# Question 7d5b1

Nov 1, 2017

$a = 0 , 1$

#### Explanation:

Notice that $x + 2 {a}^{2} - a$ is just $x$ with the added constant $2 {a}^{2} - a$. This makes the substitution $u = x + 2 {a}^{2} - a$ not too difficult, since $\mathrm{du} = \mathrm{dx}$.

We can substitute this directly into the integral, but remember that the bounds will change as we move from $x$ to $u$. The bound $x = a$ will become $u = \left(a\right) + 2 {a}^{2} - a = 2 {a}^{2}$ and the bound $x = - a$ becomes $u = \left(- a\right) + 2 {a}^{2} - a = 2 {a}^{2} - 2 a$.

We then see that:

${\int}_{- a}^{a} \cos \left(x + 2 {a}^{2} - a\right) \mathrm{dx} = {\int}_{2 {a}^{2} - 2 a}^{2 {a}^{2}} \cos \left(u\right) \mathrm{du}$

The integral of cosine is just sine:

=[sin(u)]_(2a^2-2a)^(2a^2)=color(blue)(sin(2a^2)-sin(2a^2-2a)#

Which is not equivalent to what you stated.
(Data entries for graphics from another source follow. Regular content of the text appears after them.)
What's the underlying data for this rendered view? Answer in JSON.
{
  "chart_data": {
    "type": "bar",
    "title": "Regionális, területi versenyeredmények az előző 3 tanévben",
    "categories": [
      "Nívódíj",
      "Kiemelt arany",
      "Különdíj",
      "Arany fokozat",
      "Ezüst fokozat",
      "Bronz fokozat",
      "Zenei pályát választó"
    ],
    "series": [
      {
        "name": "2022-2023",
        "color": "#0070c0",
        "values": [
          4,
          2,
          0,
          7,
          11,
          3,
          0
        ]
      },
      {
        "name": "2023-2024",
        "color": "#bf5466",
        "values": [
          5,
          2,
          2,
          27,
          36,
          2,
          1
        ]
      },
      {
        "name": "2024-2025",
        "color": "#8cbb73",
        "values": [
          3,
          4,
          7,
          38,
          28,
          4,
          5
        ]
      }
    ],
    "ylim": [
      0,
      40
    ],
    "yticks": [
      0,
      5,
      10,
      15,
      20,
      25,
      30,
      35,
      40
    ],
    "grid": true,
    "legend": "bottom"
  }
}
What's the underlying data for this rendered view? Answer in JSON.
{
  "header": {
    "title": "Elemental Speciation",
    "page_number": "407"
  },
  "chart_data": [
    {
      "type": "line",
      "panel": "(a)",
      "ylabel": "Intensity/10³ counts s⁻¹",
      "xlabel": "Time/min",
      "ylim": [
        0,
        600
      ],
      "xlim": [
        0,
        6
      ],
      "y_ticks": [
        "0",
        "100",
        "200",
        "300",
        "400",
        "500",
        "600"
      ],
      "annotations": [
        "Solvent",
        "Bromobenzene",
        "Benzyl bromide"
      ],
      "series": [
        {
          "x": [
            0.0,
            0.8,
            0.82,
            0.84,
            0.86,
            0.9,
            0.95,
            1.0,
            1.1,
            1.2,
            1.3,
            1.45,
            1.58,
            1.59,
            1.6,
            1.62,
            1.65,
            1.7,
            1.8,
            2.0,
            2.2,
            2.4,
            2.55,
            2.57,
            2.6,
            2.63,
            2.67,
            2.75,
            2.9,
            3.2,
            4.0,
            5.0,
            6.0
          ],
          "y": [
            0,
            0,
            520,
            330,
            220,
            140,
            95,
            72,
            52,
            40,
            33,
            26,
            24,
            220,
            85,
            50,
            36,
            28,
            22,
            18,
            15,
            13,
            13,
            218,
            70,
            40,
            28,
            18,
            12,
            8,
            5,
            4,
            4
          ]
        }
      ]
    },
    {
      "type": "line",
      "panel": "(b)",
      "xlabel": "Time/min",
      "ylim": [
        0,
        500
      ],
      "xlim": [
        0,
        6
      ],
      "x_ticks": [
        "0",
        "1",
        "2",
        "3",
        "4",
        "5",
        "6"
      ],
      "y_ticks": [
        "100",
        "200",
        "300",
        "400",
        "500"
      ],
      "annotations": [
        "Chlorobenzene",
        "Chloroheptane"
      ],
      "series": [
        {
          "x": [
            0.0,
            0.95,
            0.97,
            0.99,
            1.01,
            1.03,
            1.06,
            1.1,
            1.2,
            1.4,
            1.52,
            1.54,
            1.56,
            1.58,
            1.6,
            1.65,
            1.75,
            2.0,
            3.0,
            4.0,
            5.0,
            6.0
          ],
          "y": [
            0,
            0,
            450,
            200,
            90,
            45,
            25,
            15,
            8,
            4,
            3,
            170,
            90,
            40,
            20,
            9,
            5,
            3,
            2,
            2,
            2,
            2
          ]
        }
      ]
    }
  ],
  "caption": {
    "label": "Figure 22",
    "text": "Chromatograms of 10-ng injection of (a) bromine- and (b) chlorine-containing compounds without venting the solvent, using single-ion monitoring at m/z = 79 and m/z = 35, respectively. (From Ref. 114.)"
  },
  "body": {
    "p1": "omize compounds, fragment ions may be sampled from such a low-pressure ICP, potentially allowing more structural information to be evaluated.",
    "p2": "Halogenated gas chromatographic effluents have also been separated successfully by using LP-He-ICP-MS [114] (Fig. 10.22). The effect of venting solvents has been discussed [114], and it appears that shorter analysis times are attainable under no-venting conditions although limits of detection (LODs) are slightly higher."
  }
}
You may have attempted to do ${\left[\sin \left(u\right)\right]}_{2 {a}^{2} - 2 a}^{2 {a}^{2}} = \sin \left(2 {a}^{2} - \left(2 {a}^{2} - 2 a\right)\right)$, but this is not how to properly evaluate the function.

You could also get a "simpler" answer using the sine difference to product formula: $\sin \left(\alpha\right) - \sin \left(\beta\right) = 2 \cos \left(\frac{\alpha + \beta}{2}\right) \sin \left(\frac{\alpha - \beta}{2}\right)$.

Here that gives the reduction:

$= 2 \cos \left(\frac{2 {a}^{2} + 2 {a}^{2} - 2 a}{2}\right) \sin \left(\frac{2 {a}^{2} - \left(2 {a}^{2} - 2 a\right)}{2}\right) = 2 \cos \left(2 {a}^{2} - a\right) \sin \left(- a\right)$

Upon re-examining this, perhaps you want a solution for $a$.

In that case, we want that $2 \cos \left(2 {a}^{2} - a\right) \sin \left(- a\right) = - \sin \left(2 a\right)$.

Note that $- \sin \left(2 a\right) = - 2 \cos \left(a\right) \sin \left(a\right)$. Also note that $2 \cos \left(2 {a}^{2} - a\right) \sin \left(- a\right) = - 2 \cos \left(2 {a}^{2} - a\right) \sin \left(a\right)$. So, the two are equal when $\cos \left(2 {a}^{2} - a\right) = \cos \left(a\right)$, which occurs when $2 {a}^{2} - a = a$.

Solving this yields $2 {a}^{2} - 2 a = 2 a \left(a - 1\right) = 0$, so $a = 0$ or $a = 1$.